これは私が今までに聞かせてもらったお話で、現在の境遇に至った経緯はそれぞれながら、人生の酢いも甘いも噛み分けた人の言葉や視点は、容易には無視できない深みがあります。

この人たちはタクシーの運転手さんに似て、景気や世間の動き、それによって変化する人の心について、心理学者以上に多くを理解しているのかもしれません。


販売員さんがいる場所は固定制で、私もほぼ同じ所に立ち寄るのですが、ある時、ふだん訪れない駅の側で、一人の販売者さんをお見かけしました。

その人が手にしているのは出たばかりの最新号で、その日は私が一番目のお客だそうです。

「おかげさまで、幸先の良いスタートになりました」
そんな嬉しいことをおっしゃりつつ、その人は私に尋ねます。
「パズルはお好きですか?」

大好きですと答えると、小脇に抱えたバインダーから、ホッチキス綴じの冊子が差し出されます。
「数独です。良かったら」
「やった。一番好きなんです」

その人は目を細めてうなずき、これはどこかに掲載されていた問題かという私の問いに、あっさりと答えました。

「私が作りました」

聞いた途端、驚きの声を上げてしまったのは言うまでもありません。

「そんなに大変でもないんですよ。いくつか決まりやコツがあるので、その通りにやれば誰でも」
当人は淡々とおっしゃるものの、私からすれば驚異的な偉業です。

「いいえ。すごい才能ですよ!」
声を大にする私にも、その人は相変わらず微笑むだけでした。


ともかく、頂戴した問題を自宅でさっそく解いてみました。

難易度の如何いかんに関わらず、どうにも人を苛々させる、ひねくれたパズルも一部には存在しますが、それらは取り組みがいある良質な問題ばかりでした。

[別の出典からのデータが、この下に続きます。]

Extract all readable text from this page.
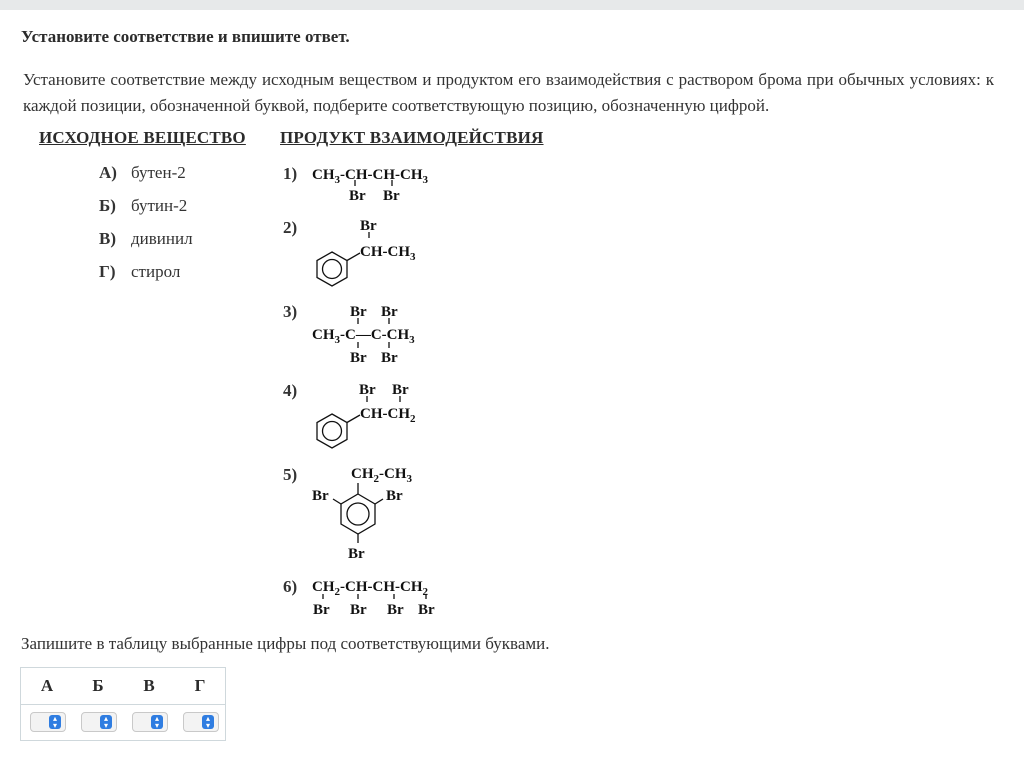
Установите соответствие и впишите ответ.
Установите соответствие между исходным веществом и продуктом его взаимодействия с раствором брома при обычных условиях: к каждой позиции, обозначенной буквой, подберите соответствующую позицию, обозначенную цифрой.
ИСХОДНОЕ ВЕЩЕСТВО ПРОДУКТ ВЗАИМОДЕЙСТВИЯ
А) бутен-2
Б) бутин-2
В) дивинил
Г) стирол
1)
2)
3)
4)
5)
6)
$CH_3-CH-CH-CH_3$
Br Br
Br
$CH-CH_3$
Br Br
$CH_3-C—C-CH_3$
Br Br
Br Br
$CH-CH_2$
$CH_2-CH_3$
Br	Br
Br
$CH_2-CH-CH-CH_2$
Br Br Br Br
Запишите в таблицу выбранные цифры под соответствующими буквами.
А	Б	В	Г
▴
▾
▴
▾
▴
▾
▴
▾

こんなパズルを作れるなんて、と販売員さんのお顔を思い出しつつ、次にお会いしたらぜひ数独遍歴も聞いてみようと、今からすでに楽しみです。

せっかくこれほど魅力的なパズルが日本から広まったのです。
再び中毒に陥らないよう加減をしつつ、これからも数独の世界で遊ばせてもらえたらと思います。